Il periodo coloniale italiano iniziò verso la fine dell’Ottocento e terminò negli anni ’60 del Novecento, è un capitolo della storia che viene solo accennato nei manuali scolastici. Non si parla dei massacri, delle guerre, degli stupri e delle violenze che quelle popolazioni hanno subito a causa degli italiani che si sono insediati nei loro territori. In questi casi la propaganda in “madre patria” era sempre la stessa: gli italiani hanno portato sviluppo e civiltà ai popoli del continente africano; perciò la realtà è rimasta nascosta anche quando era evidente.
Durante il regime fascista la repressione nei confronti dei popoli colonizzati divenne ancora più dura e il razzismo ancora più pervasivo. Per mantenere la purezza della razza ariana furono vietati i matrimoni misti, anche se i figli “meticci” nacquero comunque dalle seduzioni ingannatrici e dagli stupri delle donne nere.
Preservare il colore della razza ariana era l’aspirazione degli italiani bianchi, grazie al fascismo e all’alleanza degli italiani con i nazisti divenne la priorità di tutto il Paese in quegli anni, nonostante non tutti gli italiani fossero bianchi. Una persona come me, di origine meridionale e di carnagione scura sarebbe stata guardata con sospetto in quegli anni.
Forse una parte di quella storia vive ancora dentro di noi, nei nostri pensieri, stereotipi e pregiudizi.
Come ha detto N. Uyangoda, nessuno è realmente immune al razzismo, anche chi è contro questo sistema in fondo vi aderisce inconsapevolmente, perché si è costruito nel corso del tempo tramandandosi da una generazione all’altra. Il razzismo, così come il patriarcato, non sono strutture semplici da sradicare, sono pervasive, rappresentano dei pilastri su cui la nostra società si è costruita.
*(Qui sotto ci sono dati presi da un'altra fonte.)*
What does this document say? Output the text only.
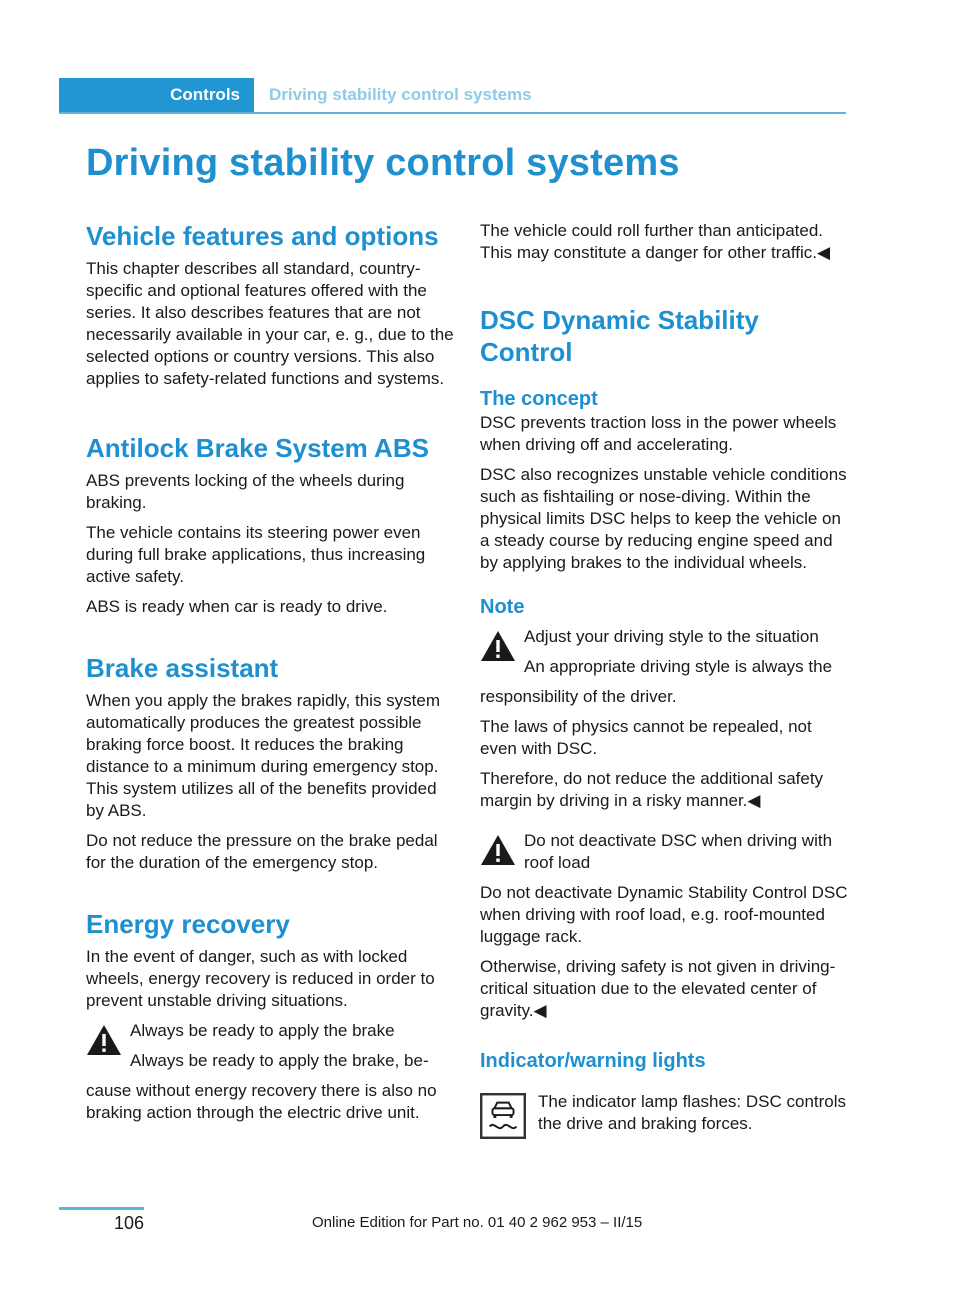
Controls	Driving stability control systems
Driving stability control systems
Vehicle features and options

This chapter describes all standard, country-specific and optional features offered with the series. It also describes features that are not necessarily available in your car, e. g., due to the selected options or country versions. This also applies to safety-related functions and systems.

Antilock Brake System ABS

ABS prevents locking of the wheels during braking.

The vehicle contains its steering power even during full brake applications, thus increasing active safety.

ABS is ready when car is ready to drive.

Brake assistant

When you apply the brakes rapidly, this system automatically produces the greatest possible braking force boost. It reduces the braking distance to a minimum during emergency stop. This system utilizes all of the benefits provided by ABS.

Do not reduce the pressure on the brake pedal for the duration of the emergency stop.

Energy recovery

In the event of danger, such as with locked wheels, energy recovery is reduced in order to prevent unstable driving situations.

Always be ready to apply the brake
Always be ready to apply the brake, be-

cause without energy recovery there is also no braking action through the electric drive unit.

The vehicle could roll further than anticipated. This may constitute a danger for other traffic.◀

DSC Dynamic Stability Control
The concept

DSC prevents traction loss in the power wheels when driving off and accelerating.

DSC also recognizes unstable vehicle conditions such as fishtailing or nose-diving. Within the physical limits DSC helps to keep the vehicle on a steady course by reducing engine speed and by applying brakes to the individual wheels.

Note
Adjust your driving style to the situation
An appropriate driving style is always the

responsibility of the driver.

The laws of physics cannot be repealed, not even with DSC.

Therefore, do not reduce the additional safety margin by driving in a risky manner.◀

Do not deactivate DSC when driving with roof load

Do not deactivate Dynamic Stability Control DSC when driving with roof load, e.g. roof-mounted luggage rack.

Otherwise, driving safety is not given in driving-critical situation due to the elevated center of gravity.◀

Indicator/warning lights

The indicator lamp flashes: DSC controls the drive and braking forces.

106	Online Edition for Part no. 01 40 2 962 953 – II/15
Perciò risultano difficili da riconoscere e modificare, anche se secoli di lotte e resistenza stanno cambiando la realtà e il nostro modo di pensare.

Conclusioni
In questo breve articolo ho cercato di collegare la mia esperienza personale a quella di alcune scrittrici che si dedicano alla letteratura post-coloniale proprio per parlare di razzismo e di colonialismo in Italia. Il fatto che siano tutte donne mi fa riflettere sulle interconnessioni che esistono tra i diversi livelli di discriminazione della nostra società.
Non si tratta solo di essere nere, ma anche di essere donne e povere; tutto questo è un impedimento  alla possibilità di ottenere le stesse risorse e possibilità degli altri, ma anche di vivere con l’agio che solo un bianco riesce ad avere in questo mondo, ovvero il fatto di non pensare mai al colore della propria pelle.


Riferimenti:

Fanon F. (1952), Pelle nera maschere bianche, Pisa, Edizioni EST, Pisa, 2015;

Scego I., Future. Il domani narrato dalle voci di oggi, Firenze, Effequ, 2019;

Stefani S., Favelas e asfalto. Disuguaglianze e lotte a Rio de Janeiro, Torino, Rosenberg & Sellier, 2021;

Uyangoda N., L’unica persona nera nella stanza, Roma, 66thand2nd, 2021.